Os primeiros colonos no planeta vermelho são bem pagos para construir infraestrutura e sistemas de trabalho para apoiar mais migração.
A economia marciana ainda é jovem, mas os primeiros colonos ainda precisam sustentar suas famílias na Terra e, assim, o Bitcoin torna-se a primeira moeda interplanetária.
Embora isso tenha características de um conto de ficção científica, está dentro do reino da possibilidade, de acordo com um artigo de pesquisa recentemente publicado.
O CEO da Tesla, Elon Musk, introduziu a ideia de colonizar Marte e tornar os humanos uma espécie multiplanetária não há muito tempo.
O Bitcoin como moeda interplanetária significa que seria usado para facilitar transações entre os dois planetas.
Uma escala impressionante e certamente uma que marcaria o auge da realização econômica humana.
Embora isso pareça fácil no papel, alguns grandes desafios surgem logo de início.
Por exemplo, as grandes distâncias entre os dois planetas apresentam um desafio de latência que introduziria ineficiência no atual sistema de validação de transações do Bitcoin.
Em circunstâncias normais, a finalidade da transação seria um desafio mesmo para o Bitcoin. Isso porque a grande distância levaria muito tempo para finalizar.
Esta latência provavelmente perturbaria a finalidade da transação da blockchain do Bitcoin.
Pesquisadores propõem um padrão interplanetário Bitcoin com Proof of Transit Timestamping
Jose E. Puente e Carlos Puente publicaram recentemente um artigo detalhando uma nova ideia revolucionária que poderia tornar o Bitcoin interplanetário uma realidade.
Um componente-chave da sua ideia foi um sistema revolucionário de recibo criptográfico que eles chamaram de Proof-of-Transit Timestamping (PoTT).
O PoTT propõe que os nós possam existir como satélites ao longo do caminho, e estes carimbam recibos digitais nos dados à medida que atravessam as distâncias.
Esta abordagem seria ideal para resolução de disputas. O artigo de pesquisa propôs um novo tipo de internet chamado Delay/Disruption-Tolerant Networking (DTN).
Uma internet projetada para lidar com conexões perdidas e longos atrasos. Os autores também propuseram a criação de novos temporizadores de pagamento inteligentes devido à maior latência.
Uma das coisas mais interessantes sobre o artigo de pesquisa foi que ele não propôs mudanças na rede principal.

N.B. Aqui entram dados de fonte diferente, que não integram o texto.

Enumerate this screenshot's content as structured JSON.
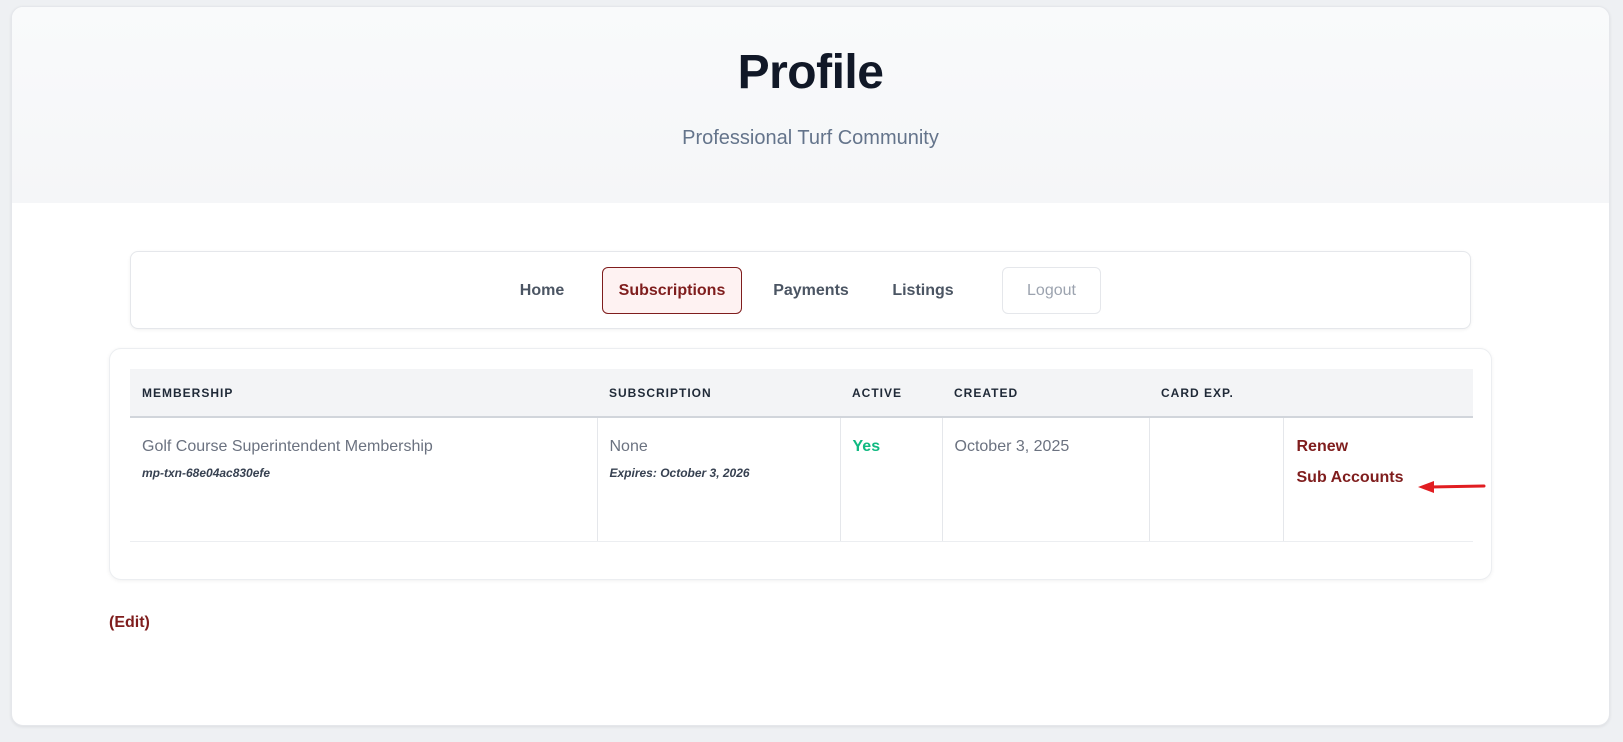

Em vez disso, eles visavam contornar os desafios apresentados pelas vastas distâncias implementando ferramentas para tornar as transferências de Bitcoin viáveis.
A proposta poderia levar à criação de sidechains para a rede blockchain. Vale a pena notar que outros blockchains, incluindo Ethereum, exploraram sidechains.
Esta abordagem tem sido historicamente explorada para aliviar a carga na cadeia principal para alcançar mais eficiência.
Por que esta pesquisa poderia ser revolucionária
A pesquisa sublinha o potencial do Bitcoin como dinheiro forte. Você pode ter visto alguns filmes de ficção científica onde viajantes espaciais são pagos em créditos ou alguma moeda transferida digitalmente.
O fato de os humanos terem tido a tecnologia que poderia permitir finanças mesmo a nível cósmico sublinha o importante papel que o Bitcoin poderia desempenhar no futuro da humanidade.
Especialmente se esse futuro envolver humanos alcançando mais alto para as estrelas. A realidade é que levará algum tempo para que a ideia de colonizar Marte se torne realidade.
Pode até levar décadas ou séculos apenas para conseguir os primeiros assentamentos humanos lá.
No entanto, que possam existir soluções para resolver problemas futuros, como moedas interplanetárias, certamente constitui um argumento interessante.